Als wahrscheinlichste Variante gilt derzeit ausgerechnet eine Koalition zwischen der Anap von Yilmaz und der Partei des Rechten Weges (DYP) Tansu Çillers. Zwar sind sich beide Parteien programmatisch zum Verwechseln ähnlich, doch verhinderte bislang die Feindschaft ihrer beiden Chefs eine längerfristige Zusammenarbeit. Der letzte Versuch scheiterte 1995 bereits nach drei Monaten. Nun signalisierten sowohl Yilmaz als auch Çiller Gesprächsbereitschaft.

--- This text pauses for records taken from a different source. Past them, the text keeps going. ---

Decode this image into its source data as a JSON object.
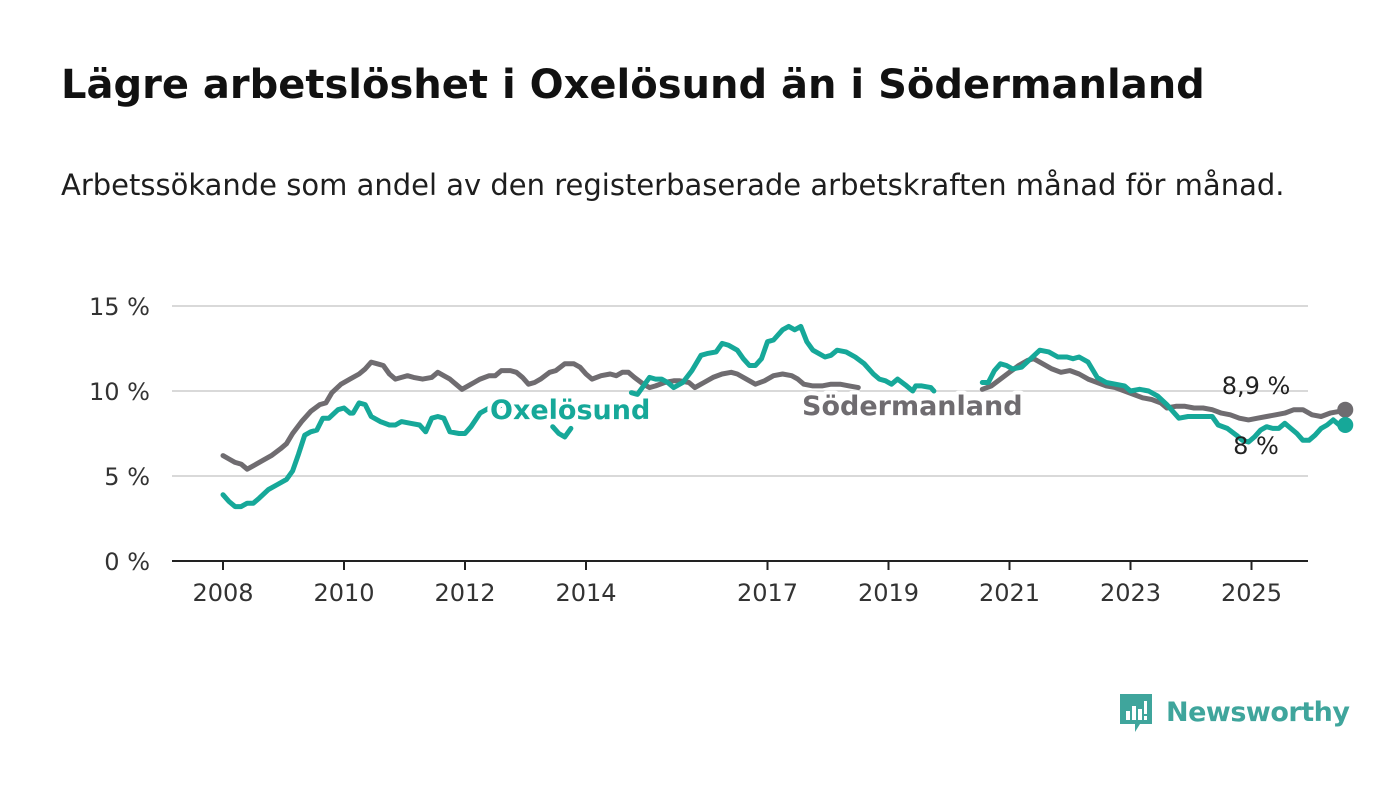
{
  "title": "Lägre arbetslöshet i Oxelösund än i Södermanland",
  "subtitle": "Arbetssökande som andel av den registerbaserade arbetskraften månad för månad.",
  "brand": {
    "name": "Newsworthy"
  },
  "colors": {
    "oxelosund": "#16a899",
    "sodermanland": "#6f6c70",
    "grid": "#d9d9d9",
    "axis": "#222222",
    "brand": "#3fa59c"
  },
  "chart_data": {
    "type": "line",
    "title": "Lägre arbetslöshet i Oxelösund än i Södermanland",
    "xlabel": "",
    "ylabel": "",
    "ylim": [
      0,
      15
    ],
    "xlim": [
      2007.75,
      2025.95
    ],
    "y_ticks": [
      {
        "value": 0,
        "label": "0 %"
      },
      {
        "value": 5,
        "label": "5 %"
      },
      {
        "value": 10,
        "label": "10 %"
      },
      {
        "value": 15,
        "label": "15 %"
      }
    ],
    "x_ticks": [
      "2008",
      "2010",
      "2012",
      "2014",
      "2017",
      "2019",
      "2021",
      "2023",
      "2025"
    ],
    "grid": true,
    "series": [
      {
        "name": "Oxelösund",
        "color": "#16a899",
        "points": [
          [
            2008.0,
            3.9
          ],
          [
            2008.1,
            3.5
          ],
          [
            2008.2,
            3.2
          ],
          [
            2008.3,
            3.2
          ],
          [
            2008.4,
            3.4
          ],
          [
            2008.5,
            3.4
          ],
          [
            2008.6,
            3.7
          ],
          [
            2008.75,
            4.2
          ],
          [
            2008.9,
            4.5
          ],
          [
            2009.05,
            4.8
          ],
          [
            2009.15,
            5.3
          ],
          [
            2009.25,
            6.3
          ],
          [
            2009.35,
            7.4
          ],
          [
            2009.45,
            7.6
          ],
          [
            2009.55,
            7.7
          ],
          [
            2009.65,
            8.4
          ],
          [
            2009.75,
            8.4
          ],
          [
            2009.9,
            8.9
          ],
          [
            2010.0,
            9.0
          ],
          [
            2010.1,
            8.7
          ],
          [
            2010.15,
            8.7
          ],
          [
            2010.25,
            9.3
          ],
          [
            2010.35,
            9.2
          ],
          [
            2010.45,
            8.5
          ],
          [
            2010.6,
            8.2
          ],
          [
            2010.75,
            8.0
          ],
          [
            2010.85,
            8.0
          ],
          [
            2010.95,
            8.2
          ],
          [
            2011.1,
            8.1
          ],
          [
            2011.25,
            8.0
          ],
          [
            2011.35,
            7.6
          ],
          [
            2011.45,
            8.4
          ],
          [
            2011.55,
            8.5
          ],
          [
            2011.65,
            8.4
          ],
          [
            2011.75,
            7.6
          ],
          [
            2011.9,
            7.5
          ],
          [
            2012.0,
            7.5
          ],
          [
            2012.1,
            7.9
          ],
          [
            2012.25,
            8.7
          ],
          [
            2012.4,
            9.0
          ],
          [
            2012.5,
            8.9
          ],
          [
            2012.6,
            9.2
          ],
          [
            2012.7,
            9.1
          ],
          [
            2012.8,
            8.6
          ],
          [
            2012.9,
            8.5
          ],
          [
            null,
            null
          ],
          [
            2013.45,
            7.9
          ],
          [
            2013.55,
            7.5
          ],
          [
            2013.65,
            7.3
          ],
          [
            2013.75,
            7.8
          ],
          [
            null,
            null
          ],
          [
            2014.75,
            9.9
          ],
          [
            2014.85,
            9.8
          ],
          [
            2014.95,
            10.3
          ],
          [
            2015.05,
            10.8
          ],
          [
            2015.15,
            10.7
          ],
          [
            2015.25,
            10.7
          ],
          [
            2015.35,
            10.5
          ],
          [
            2015.45,
            10.2
          ],
          [
            2015.6,
            10.5
          ],
          [
            2015.75,
            11.2
          ],
          [
            2015.9,
            12.1
          ],
          [
            2016.0,
            12.2
          ],
          [
            2016.15,
            12.3
          ],
          [
            2016.25,
            12.8
          ],
          [
            2016.35,
            12.7
          ],
          [
            2016.5,
            12.4
          ],
          [
            2016.6,
            11.9
          ],
          [
            2016.7,
            11.5
          ],
          [
            2016.8,
            11.5
          ],
          [
            2016.9,
            11.9
          ],
          [
            2017.0,
            12.9
          ],
          [
            2017.1,
            13.0
          ],
          [
            2017.25,
            13.6
          ],
          [
            2017.35,
            13.8
          ],
          [
            2017.45,
            13.6
          ],
          [
            2017.55,
            13.8
          ],
          [
            2017.65,
            12.9
          ],
          [
            2017.75,
            12.4
          ],
          [
            2017.85,
            12.2
          ],
          [
            2017.95,
            12.0
          ],
          [
            2018.05,
            12.1
          ],
          [
            2018.15,
            12.4
          ],
          [
            2018.3,
            12.3
          ],
          [
            2018.45,
            12.0
          ],
          [
            2018.6,
            11.6
          ],
          [
            2018.75,
            11.0
          ],
          [
            2018.85,
            10.7
          ],
          [
            2018.95,
            10.6
          ],
          [
            2019.05,
            10.4
          ],
          [
            2019.15,
            10.7
          ],
          [
            2019.3,
            10.3
          ],
          [
            2019.4,
            10.0
          ],
          [
            2019.45,
            10.3
          ],
          [
            2019.55,
            10.3
          ],
          [
            2019.7,
            10.2
          ],
          [
            2019.75,
            10.0
          ],
          [
            null,
            null
          ],
          [
            2020.55,
            10.5
          ],
          [
            2020.65,
            10.5
          ],
          [
            2020.75,
            11.2
          ],
          [
            2020.85,
            11.6
          ],
          [
            2020.95,
            11.5
          ],
          [
            2021.05,
            11.3
          ],
          [
            2021.2,
            11.4
          ],
          [
            2021.35,
            11.9
          ],
          [
            2021.5,
            12.4
          ],
          [
            2021.65,
            12.3
          ],
          [
            2021.8,
            12.0
          ],
          [
            2021.95,
            12.0
          ],
          [
            2022.05,
            11.9
          ],
          [
            2022.15,
            12.0
          ],
          [
            2022.3,
            11.7
          ],
          [
            2022.45,
            10.8
          ],
          [
            2022.6,
            10.5
          ],
          [
            2022.75,
            10.4
          ],
          [
            2022.9,
            10.3
          ],
          [
            2023.0,
            10.0
          ],
          [
            2023.15,
            10.1
          ],
          [
            2023.3,
            10.0
          ],
          [
            2023.45,
            9.7
          ],
          [
            2023.6,
            9.2
          ],
          [
            2023.7,
            8.8
          ],
          [
            2023.8,
            8.4
          ],
          [
            2023.95,
            8.5
          ],
          [
            2024.1,
            8.5
          ],
          [
            2024.25,
            8.5
          ],
          [
            2024.35,
            8.5
          ],
          [
            2024.45,
            8.0
          ],
          [
            2024.6,
            7.8
          ],
          [
            2024.75,
            7.4
          ],
          [
            2024.85,
            7.1
          ],
          [
            2024.95,
            7.0
          ],
          [
            2025.05,
            7.3
          ],
          [
            2025.15,
            7.7
          ],
          [
            2025.25,
            7.9
          ],
          [
            2025.35,
            7.8
          ],
          [
            2025.45,
            7.8
          ],
          [
            2025.55,
            8.1
          ],
          [
            2025.65,
            7.8
          ],
          [
            2025.75,
            7.5
          ],
          [
            2025.85,
            7.1
          ],
          [
            2025.95,
            7.1
          ],
          [
            2026.05,
            7.4
          ],
          [
            2026.15,
            7.8
          ],
          [
            2026.25,
            8.0
          ],
          [
            2026.35,
            8.3
          ],
          [
            2026.45,
            8.0
          ],
          [
            2026.55,
            8.0
          ]
        ],
        "label": "Oxelösund",
        "last_value_label": "8 %"
      },
      {
        "name": "Södermanland",
        "color": "#6f6c70",
        "points": [
          [
            2008.0,
            6.2
          ],
          [
            2008.1,
            6.0
          ],
          [
            2008.2,
            5.8
          ],
          [
            2008.3,
            5.7
          ],
          [
            2008.4,
            5.4
          ],
          [
            2008.5,
            5.6
          ],
          [
            2008.65,
            5.9
          ],
          [
            2008.8,
            6.2
          ],
          [
            2008.95,
            6.6
          ],
          [
            2009.05,
            6.9
          ],
          [
            2009.15,
            7.5
          ],
          [
            2009.3,
            8.2
          ],
          [
            2009.45,
            8.8
          ],
          [
            2009.6,
            9.2
          ],
          [
            2009.7,
            9.3
          ],
          [
            2009.8,
            9.9
          ],
          [
            2009.95,
            10.4
          ],
          [
            2010.1,
            10.7
          ],
          [
            2010.25,
            11.0
          ],
          [
            2010.35,
            11.3
          ],
          [
            2010.45,
            11.7
          ],
          [
            2010.55,
            11.6
          ],
          [
            2010.65,
            11.5
          ],
          [
            2010.75,
            11.0
          ],
          [
            2010.85,
            10.7
          ],
          [
            2010.95,
            10.8
          ],
          [
            2011.05,
            10.9
          ],
          [
            2011.15,
            10.8
          ],
          [
            2011.3,
            10.7
          ],
          [
            2011.45,
            10.8
          ],
          [
            2011.55,
            11.1
          ],
          [
            2011.65,
            10.9
          ],
          [
            2011.75,
            10.7
          ],
          [
            2011.85,
            10.4
          ],
          [
            2011.95,
            10.1
          ],
          [
            2012.05,
            10.3
          ],
          [
            2012.15,
            10.5
          ],
          [
            2012.25,
            10.7
          ],
          [
            2012.4,
            10.9
          ],
          [
            2012.5,
            10.9
          ],
          [
            2012.6,
            11.2
          ],
          [
            2012.75,
            11.2
          ],
          [
            2012.85,
            11.1
          ],
          [
            2012.95,
            10.8
          ],
          [
            2013.05,
            10.4
          ],
          [
            2013.15,
            10.5
          ],
          [
            2013.25,
            10.7
          ],
          [
            2013.4,
            11.1
          ],
          [
            2013.5,
            11.2
          ],
          [
            2013.65,
            11.6
          ],
          [
            2013.8,
            11.6
          ],
          [
            2013.9,
            11.4
          ],
          [
            2014.0,
            11.0
          ],
          [
            2014.1,
            10.7
          ],
          [
            2014.25,
            10.9
          ],
          [
            2014.4,
            11.0
          ],
          [
            2014.5,
            10.9
          ],
          [
            2014.6,
            11.1
          ],
          [
            2014.7,
            11.1
          ],
          [
            2014.8,
            10.8
          ],
          [
            2014.95,
            10.4
          ],
          [
            2015.05,
            10.2
          ],
          [
            2015.15,
            10.3
          ],
          [
            2015.3,
            10.5
          ],
          [
            2015.45,
            10.6
          ],
          [
            2015.55,
            10.6
          ],
          [
            2015.7,
            10.5
          ],
          [
            2015.8,
            10.2
          ],
          [
            2015.95,
            10.5
          ],
          [
            2016.1,
            10.8
          ],
          [
            2016.25,
            11.0
          ],
          [
            2016.4,
            11.1
          ],
          [
            2016.5,
            11.0
          ],
          [
            2016.65,
            10.7
          ],
          [
            2016.8,
            10.4
          ],
          [
            2016.95,
            10.6
          ],
          [
            2017.1,
            10.9
          ],
          [
            2017.25,
            11.0
          ],
          [
            2017.4,
            10.9
          ],
          [
            2017.5,
            10.7
          ],
          [
            2017.6,
            10.4
          ],
          [
            2017.75,
            10.3
          ],
          [
            2017.9,
            10.3
          ],
          [
            2018.05,
            10.4
          ],
          [
            2018.2,
            10.4
          ],
          [
            2018.35,
            10.3
          ],
          [
            2018.5,
            10.2
          ],
          [
            null,
            null
          ],
          [
            2020.55,
            10.1
          ],
          [
            2020.7,
            10.3
          ],
          [
            2020.85,
            10.7
          ],
          [
            2021.0,
            11.1
          ],
          [
            2021.15,
            11.5
          ],
          [
            2021.3,
            11.8
          ],
          [
            2021.4,
            11.9
          ],
          [
            2021.55,
            11.6
          ],
          [
            2021.7,
            11.3
          ],
          [
            2021.85,
            11.1
          ],
          [
            2022.0,
            11.2
          ],
          [
            2022.15,
            11.0
          ],
          [
            2022.3,
            10.7
          ],
          [
            2022.45,
            10.5
          ],
          [
            2022.6,
            10.3
          ],
          [
            2022.75,
            10.2
          ],
          [
            2022.9,
            10.0
          ],
          [
            2023.05,
            9.8
          ],
          [
            2023.2,
            9.6
          ],
          [
            2023.35,
            9.5
          ],
          [
            2023.5,
            9.3
          ],
          [
            2023.6,
            9.0
          ],
          [
            2023.75,
            9.1
          ],
          [
            2023.9,
            9.1
          ],
          [
            2024.05,
            9.0
          ],
          [
            2024.2,
            9.0
          ],
          [
            2024.35,
            8.9
          ],
          [
            2024.5,
            8.7
          ],
          [
            2024.65,
            8.6
          ],
          [
            2024.8,
            8.4
          ],
          [
            2024.95,
            8.3
          ],
          [
            2025.1,
            8.4
          ],
          [
            2025.25,
            8.5
          ],
          [
            2025.4,
            8.6
          ],
          [
            2025.55,
            8.7
          ],
          [
            2025.7,
            8.9
          ],
          [
            2025.85,
            8.9
          ],
          [
            2026.0,
            8.6
          ],
          [
            2026.15,
            8.5
          ],
          [
            2026.3,
            8.7
          ],
          [
            2026.45,
            8.8
          ],
          [
            2026.55,
            8.9
          ]
        ],
        "label": "Södermanland",
        "last_value_label": "8,9 %"
      }
    ]
  }
}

Als zur Mehrheitsfähigkeit notwendige Dritte im Bunde käme die Demokratische Linkspartei (DSP) in Frage. Parteichef Ecevit hat bereits seine Zustimmung erklärt. Der Linksnationalist könnte dabei von der Rivalität zwischen Yilmaz und Çiller profitieren und auf seine alten Tage noch einmal den Ministerpräsidentensessel erklimmen. Das letzte Mal hatte er dieses Amt in den siebziger Jahren inne, damals noch als Chef der CHP.

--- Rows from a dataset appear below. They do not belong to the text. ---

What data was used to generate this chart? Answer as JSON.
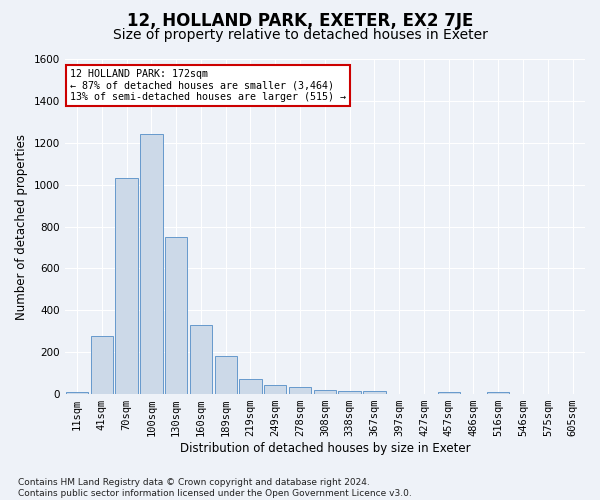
{
  "title": "12, HOLLAND PARK, EXETER, EX2 7JE",
  "subtitle": "Size of property relative to detached houses in Exeter",
  "xlabel": "Distribution of detached houses by size in Exeter",
  "ylabel": "Number of detached properties",
  "categories": [
    "11sqm",
    "41sqm",
    "70sqm",
    "100sqm",
    "130sqm",
    "160sqm",
    "189sqm",
    "219sqm",
    "249sqm",
    "278sqm",
    "308sqm",
    "338sqm",
    "367sqm",
    "397sqm",
    "427sqm",
    "457sqm",
    "486sqm",
    "516sqm",
    "546sqm",
    "575sqm",
    "605sqm"
  ],
  "values": [
    10,
    275,
    1030,
    1240,
    750,
    330,
    180,
    70,
    45,
    35,
    20,
    15,
    15,
    0,
    0,
    10,
    0,
    10,
    0,
    0,
    0
  ],
  "bar_color": "#ccd9e8",
  "bar_edge_color": "#6699cc",
  "annotation_text": "12 HOLLAND PARK: 172sqm\n← 87% of detached houses are smaller (3,464)\n13% of semi-detached houses are larger (515) →",
  "annotation_box_color": "#ffffff",
  "annotation_box_edge": "#cc0000",
  "ylim": [
    0,
    1600
  ],
  "yticks": [
    0,
    200,
    400,
    600,
    800,
    1000,
    1200,
    1400,
    1600
  ],
  "background_color": "#eef2f8",
  "footer": "Contains HM Land Registry data © Crown copyright and database right 2024.\nContains public sector information licensed under the Open Government Licence v3.0.",
  "title_fontsize": 12,
  "subtitle_fontsize": 10,
  "axis_label_fontsize": 8.5,
  "tick_fontsize": 7.5,
  "footer_fontsize": 6.5
}
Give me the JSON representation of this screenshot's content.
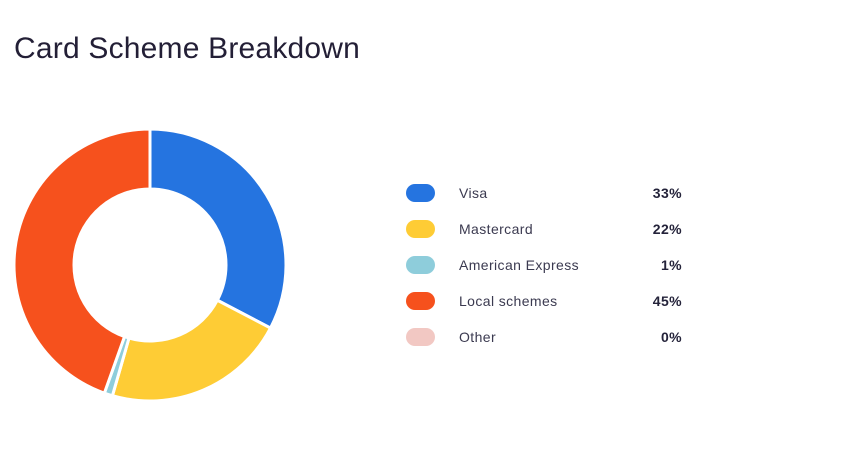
{
  "title": "Card Scheme Breakdown",
  "chart_data": {
    "type": "pie",
    "variant": "donut",
    "title": "Card Scheme Breakdown",
    "legend_position": "right",
    "series": [
      {
        "name": "Visa",
        "value": 33,
        "label": "33%",
        "color": "#2574e0"
      },
      {
        "name": "Mastercard",
        "value": 22,
        "label": "22%",
        "color": "#fecc35"
      },
      {
        "name": "American Express",
        "value": 1,
        "label": "1%",
        "color": "#8ecddb"
      },
      {
        "name": "Local schemes",
        "value": 45,
        "label": "45%",
        "color": "#f6511d"
      },
      {
        "name": "Other",
        "value": 0,
        "label": "0%",
        "color": "#f2c8c3"
      }
    ]
  }
}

Als "eine Regierung zwischen Komplizen" kommentierte der heutige CHP-Chef Deniz Baykal eine mögliche Koalition aus Anap, DYP und DSP. Was er damit meinte, veranschaulichten Yilmaz und Çiller am Montag vergangener Woche. Da bewiesen die beiden Verfeindeten, wie zielorientiert sie agieren können, wenn sie ihr Kriegsbeil einmal begraben. Die Mitglieder zweier parlamentarischer Untersuchungskommissionen, die herausfinden sollten, ob Çiller - in deren Regierungszeit die Verstrikkungen zwischen Politik, Mafia und Sicherheitskräften besonders ausgeprägt waren - und Yilmaz ihr Vermögen auf unlautere Art vermehrt haben, kamen zu dem Schluß, daß ihnen keine Unregelmäßigkeiten nachgewiesen werden könnten. Ciller und Yilmaz hatten sich zuvor auf ein "Gentlemen's Agreement" in eigenem Interesse verständigt. Nun werden sämtliche Verfahren, die gegen die beiden wegen Amtsmißbrauchs und Korruption im Parlament noch anhängig sind, eingestellt.

Noch ist nicht sicher, ob Staatspräsident Demirel tatsächlich Ecevit, seinem großen Widersacher in den siebziger Jahren, den Auftrag zur Bildung der 56. Regierung der Türkei erteilen wird. Bis zum Wochenende traf sich Demirel mit allen Vorsitzenden der im Parlament vertretenen Parteien, wollte sich danach jedoch noch nicht auf eine Regierungsoption festlegen. In dieser Woche will er seine Entscheidung treffen, kündigte er an.